Yarik brought the car to a stop. “I don’t know what you mean.”

“She came to the apartment. Bought me coffee. She said you’d left early that morning.”

“What morning don’t I—”

“She said you’d taken Dyadya Avya’s gun.” Across the intersection, the tram was waiting, too, its signal flashing. “That was the night you left me that note,” Dima said. “Why? What was going on?”

The light changed; Yarik pulled right, caught his brother looking at the turn signal ticking in the dash, then back at the road they’d left behind, heard Dima blow a small laugh from his nose. “When you said get me home, too, I thought you meant . . .” The rest was lost in his brother’s throat.

“Dima”—Yarik’s own voice softened—“who would take care of Mama tonight?”

“We could take her together to your home.”

“No.” The word came out harder than he’d meant it. “We couldn’t.”

“I thought you said once you had the job, once things were settled—”

“What’s settled?”

“You said you’d get a car.”

“I got it three months ago, Dima.”

“You said you’d tell them to fuck off.”

“Don’t you think,” Yarik said, “that if it changed anything, any fucking thing, it would have changed it three months ago? Do you have any idea what I risked when I stopped those cops? What a risk I’m taking now? Waiting for you in the hospital? Driving you to your apartment? Dropping you off?”

“You took the risk all the time,” Dima said. “In the mornings, when you threw rocks at my window.”

“Gravel.”

“When you sat down there in this car.”

“A few pebbles.”

“Why?”

“You were sleeping late.”

“So?”

“I had to get to work.”

“Then—”

“I had to get to work and I didn’t want to go without hearing the rooster, all right?”

“I don’t understand.”

“There’s nothing to understand!
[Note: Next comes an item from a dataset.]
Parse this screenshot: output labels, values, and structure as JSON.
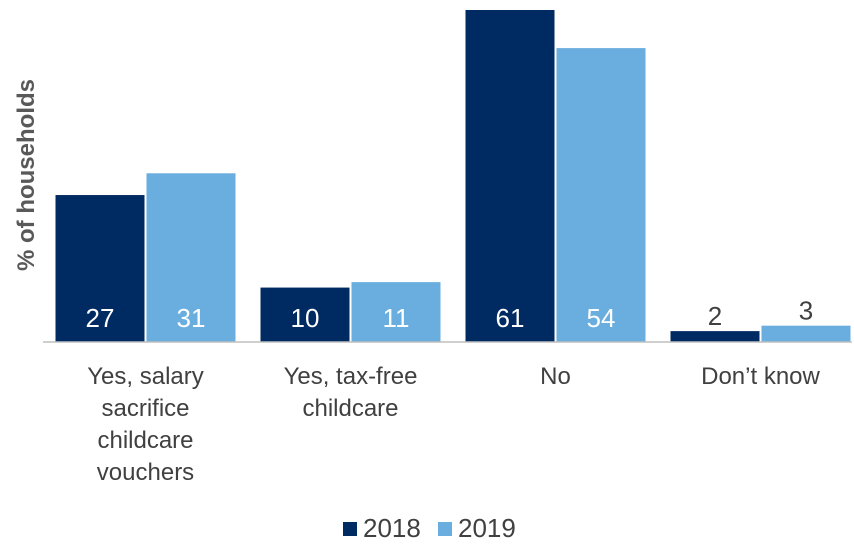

I wanted to hear your rooster. You’re my brother and I wanted to hear your fucking rooster, one fucking rooster, crow in the fucking morning again.”

They sat in the sound of the snow and ice beneath the wheels, the rattling of the car over the cracked road, the ceaseless shush of the heat breathing out of the dash.
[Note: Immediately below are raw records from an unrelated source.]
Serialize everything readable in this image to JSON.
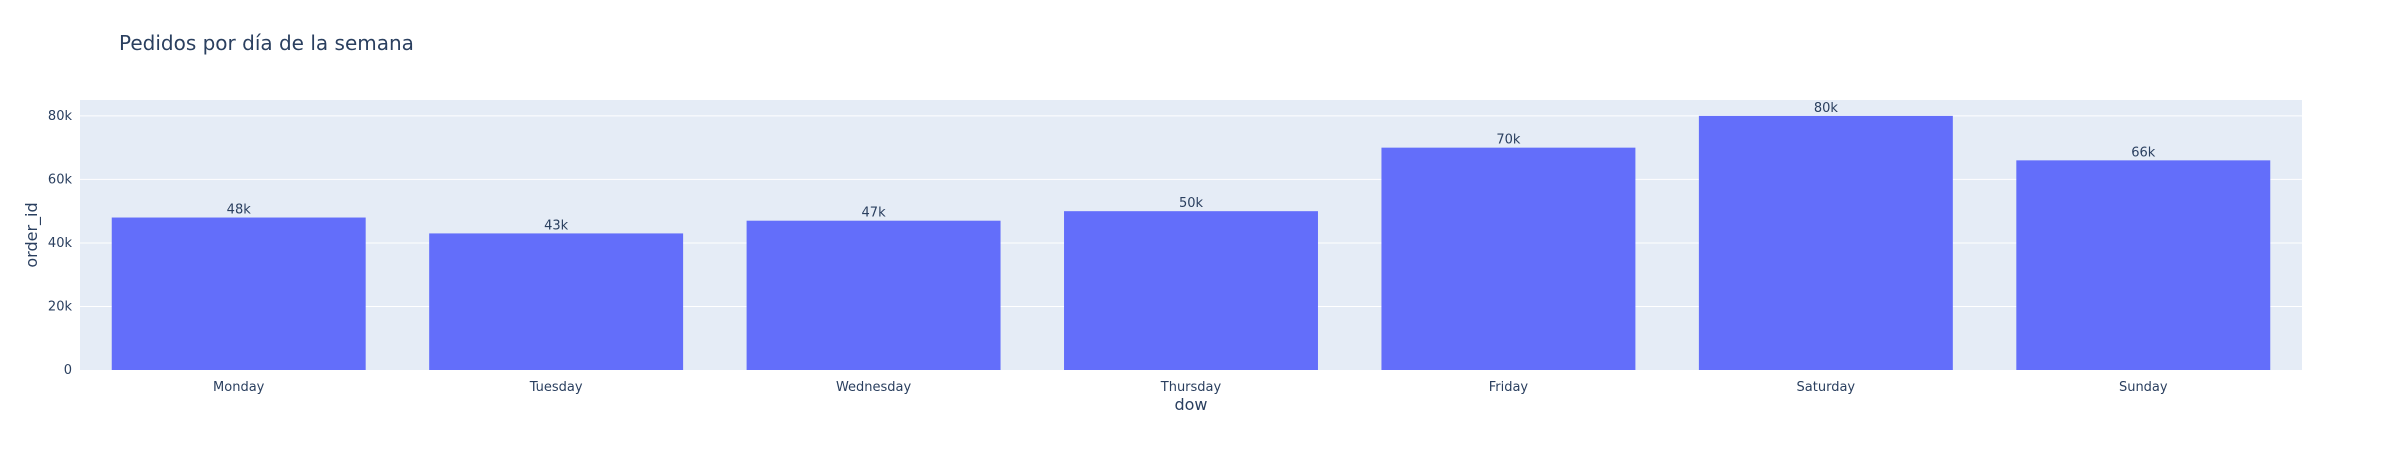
{
  "chart_data": {
    "type": "bar",
    "title": "Pedidos por día de la semana",
    "xlabel": "dow",
    "ylabel": "order_id",
    "categories": [
      "Monday",
      "Tuesday",
      "Wednesday",
      "Thursday",
      "Friday",
      "Saturday",
      "Sunday"
    ],
    "values": [
      48,
      43,
      47,
      50,
      70,
      80,
      66
    ],
    "value_units": "thousands",
    "text_labels": [
      "48k",
      "43k",
      "47k",
      "50k",
      "70k",
      "80k",
      "66k"
    ],
    "ylim": [
      0,
      85
    ],
    "yticks": [
      0,
      20,
      40,
      60,
      80
    ],
    "ytick_labels": [
      "0",
      "20k",
      "40k",
      "60k",
      "80k"
    ],
    "grid": true,
    "legend": "none",
    "colors": {
      "bar": "#636efa",
      "plot_bg": "#e5ecf6",
      "grid": "#ffffff",
      "text": "#2a3f5f"
    }
  }
}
“He crows every morning,” Dima finally said. “You could just come and hear him. It doesn’t have to be so complicated. Why does it have to be—”

They braked, jerked forward, sat in the middle of the road. In the rearview mirror: the fog lights of cars coming close fast.
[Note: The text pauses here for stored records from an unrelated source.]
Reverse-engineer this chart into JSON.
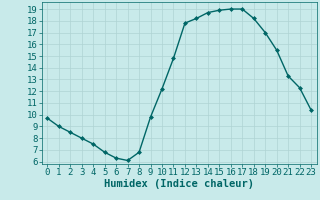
{
  "x": [
    0,
    1,
    2,
    3,
    4,
    5,
    6,
    7,
    8,
    9,
    10,
    11,
    12,
    13,
    14,
    15,
    16,
    17,
    18,
    19,
    20,
    21,
    22,
    23
  ],
  "y": [
    9.7,
    9.0,
    8.5,
    8.0,
    7.5,
    6.8,
    6.3,
    6.1,
    6.8,
    9.8,
    12.2,
    14.8,
    17.8,
    18.2,
    18.7,
    18.9,
    19.0,
    19.0,
    18.2,
    17.0,
    15.5,
    13.3,
    12.3,
    10.4
  ],
  "line_color": "#006666",
  "marker": "D",
  "marker_size": 2.0,
  "bg_color": "#c8eaea",
  "grid_color": "#afd4d4",
  "xlabel": "Humidex (Indice chaleur)",
  "xlim": [
    -0.5,
    23.5
  ],
  "ylim": [
    5.8,
    19.6
  ],
  "xticks": [
    0,
    1,
    2,
    3,
    4,
    5,
    6,
    7,
    8,
    9,
    10,
    11,
    12,
    13,
    14,
    15,
    16,
    17,
    18,
    19,
    20,
    21,
    22,
    23
  ],
  "yticks": [
    6,
    7,
    8,
    9,
    10,
    11,
    12,
    13,
    14,
    15,
    16,
    17,
    18,
    19
  ],
  "xlabel_fontsize": 7.5,
  "tick_fontsize": 6.5,
  "line_width": 1.0
}
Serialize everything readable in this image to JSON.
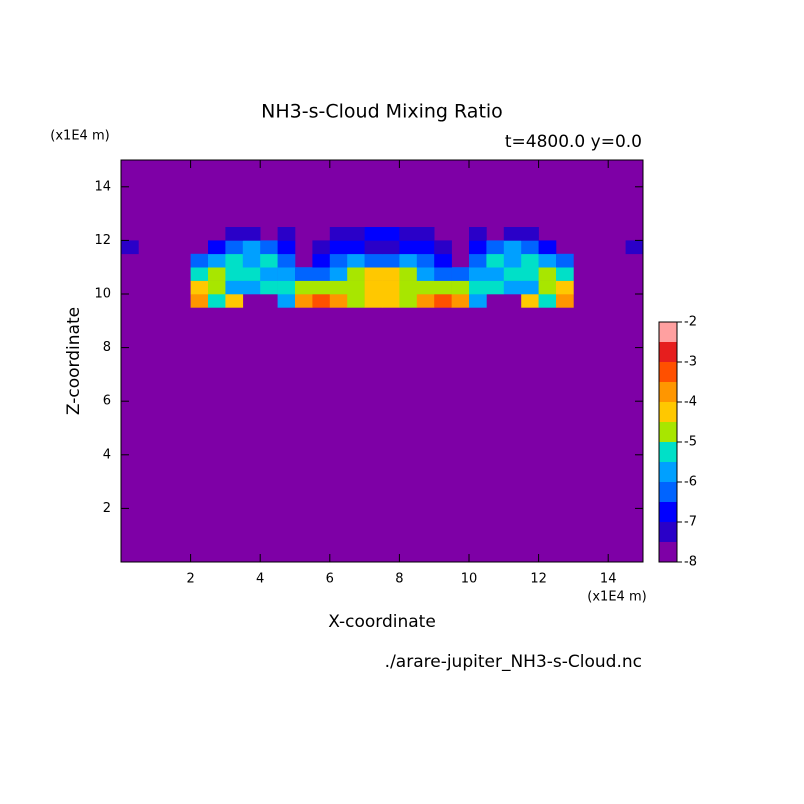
{
  "chart_data": {
    "type": "contour",
    "title": "NH3-s-Cloud Mixing Ratio",
    "subtitle": "t=4800.0 y=0.0",
    "y_unit": "(x1E4 m)",
    "x_unit": "(x1E4 m)",
    "xlabel": "X-coordinate",
    "ylabel": "Z-coordinate",
    "filename": "./arare-jupiter_NH3-s-Cloud.nc",
    "xlim": [
      0,
      15
    ],
    "ylim": [
      0,
      15
    ],
    "xticks": [
      2,
      4,
      6,
      8,
      10,
      12,
      14
    ],
    "yticks": [
      2,
      4,
      6,
      8,
      10,
      12,
      14
    ],
    "levels": [
      -8,
      -7.5,
      -7,
      -6.5,
      -6,
      -5.5,
      -5,
      -4.5,
      -4,
      -3.5,
      -3,
      -2.5,
      -2
    ],
    "colors": [
      "#7e00a6",
      "#2a00c8",
      "#0000ff",
      "#0064ff",
      "#00a0ff",
      "#00e0c8",
      "#a8e600",
      "#ffc800",
      "#ff9600",
      "#ff5000",
      "#e61e1e",
      "#ffa0a0"
    ],
    "colorbar_ticks": [
      -8,
      -7,
      -6,
      -5,
      -4,
      -3,
      -2
    ],
    "x": [
      0.25,
      0.75,
      1.25,
      1.75,
      2.25,
      2.75,
      3.25,
      3.75,
      4.25,
      4.75,
      5.25,
      5.75,
      6.25,
      6.75,
      7.25,
      7.75,
      8.25,
      8.75,
      9.25,
      9.75,
      10.25,
      10.75,
      11.25,
      11.75,
      12.25,
      12.75,
      13.25,
      13.75,
      14.25,
      14.75
    ],
    "z": [
      9.75,
      10.25,
      10.75,
      11.25,
      11.75,
      12.25
    ],
    "values": [
      [
        null,
        null,
        null,
        null,
        -4.0,
        -5.5,
        -4.3,
        null,
        null,
        -5.6,
        -4.0,
        -3.4,
        -4.0,
        -4.6,
        -4.2,
        -4.2,
        -4.6,
        -4.0,
        -3.4,
        -4.0,
        -5.6,
        null,
        null,
        -4.3,
        -5.5,
        -4.0,
        null,
        null,
        null,
        null
      ],
      [
        null,
        null,
        null,
        null,
        -4.3,
        -5.0,
        -6.0,
        -5.6,
        -5.3,
        -5.5,
        -5.0,
        -4.6,
        -4.6,
        -5.0,
        -4.2,
        -4.2,
        -5.0,
        -4.6,
        -4.6,
        -5.0,
        -5.5,
        -5.3,
        -5.6,
        -6.0,
        -5.0,
        -4.3,
        null,
        null,
        null,
        null
      ],
      [
        null,
        null,
        null,
        null,
        -5.2,
        -5.0,
        -5.5,
        -5.3,
        -5.8,
        -5.6,
        -6.5,
        -6.5,
        -5.8,
        -5.0,
        -4.3,
        -4.3,
        -5.0,
        -5.8,
        -6.5,
        -6.5,
        -5.6,
        -5.8,
        -5.3,
        -5.5,
        -5.0,
        -5.2,
        null,
        null,
        null,
        null
      ],
      [
        null,
        null,
        null,
        null,
        -6.5,
        -5.8,
        -5.5,
        -5.8,
        -5.5,
        -6.2,
        null,
        -7.0,
        -6.3,
        -6.0,
        -6.5,
        -6.5,
        -6.0,
        -6.3,
        -7.0,
        null,
        -6.2,
        -5.5,
        -5.8,
        -5.5,
        -5.8,
        -6.5,
        null,
        null,
        null,
        null
      ],
      [
        -7.2,
        null,
        null,
        null,
        null,
        -6.8,
        -6.2,
        -6.0,
        -6.3,
        -7.0,
        null,
        -7.3,
        -7.0,
        -6.8,
        -7.2,
        -7.2,
        -6.8,
        -7.0,
        -7.3,
        null,
        -7.0,
        -6.3,
        -6.0,
        -6.2,
        -6.8,
        null,
        null,
        null,
        null,
        -7.2
      ],
      [
        null,
        null,
        null,
        null,
        null,
        null,
        -7.3,
        -7.3,
        null,
        -7.3,
        null,
        null,
        -7.2,
        -7.2,
        -7.0,
        -7.0,
        -7.2,
        -7.2,
        null,
        null,
        -7.3,
        null,
        -7.3,
        -7.3,
        null,
        null,
        null,
        null,
        null,
        null
      ]
    ]
  }
}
“You want to know why?” Yarik said. “I’ll show you.”

And he turned, sharp, onto a side street, and sharp again onto another avenue, driving too fast, out towards the city’s edge, until they were rushing past the shops cropping up before the bigger outlying stores, and he didn’t slow until he hit the strip where they sold electronics, the wide windows displaying sound systems and washing machines and computers and TVs, and they stopped.

A wall of televisions turned to the street, stacked tight as tiles. The Mercedes idled before them. Peering past his brother, Yarik stared through the the plate glass, scanning the bank of TVs, searching all those boxes of color and light.

“I don’t know why I thought it would still be playing,” he said. And, when Dima asked him what, “You. On the news. The old clips, you on the roof, the stuff of you skating on the Oranzheria.”

“Again?”

“And what someone shot tonight. You, all bloody.”

“Why—”

“Timosha, with his bloody face. Me dragging you off the ice. ‘Bringing you to justice,’ the reporter said. The police . . . You don’t want to know what the police said.” Behind Dima, the jittery images shook the screens.

“Why would they have said anything?”

“Because they were told to,” Yarik said. “They were
paid
to. You’re right, Dima, it’s not that complicated. But it is hard.”

With all the garish TV screens backlighting his head, his brother’s face seemed almost too dim to see. But Yarik knew his own was lit, that Dima must be watching all the changing colors on his face. He tried to keep his jaw still, his mouth steady. But he knew that Dima felt it. Knew it from the softness in Dima’s voice when he said, “It didn’t used to be. It doesn’t have to be.”

Behind his brother the televisions seemed to shake. “But it is,” Yarik said, and in the wavering of his own voice knew that the shaking wasn’t the TVs.

“Who says so?” Dima asked, barely whispering. “Who paid them? Bratan? Who’s doing this to you?” Reaching across the shift, he touched Yarik’s leg so lightly his fingers hardly released their weight.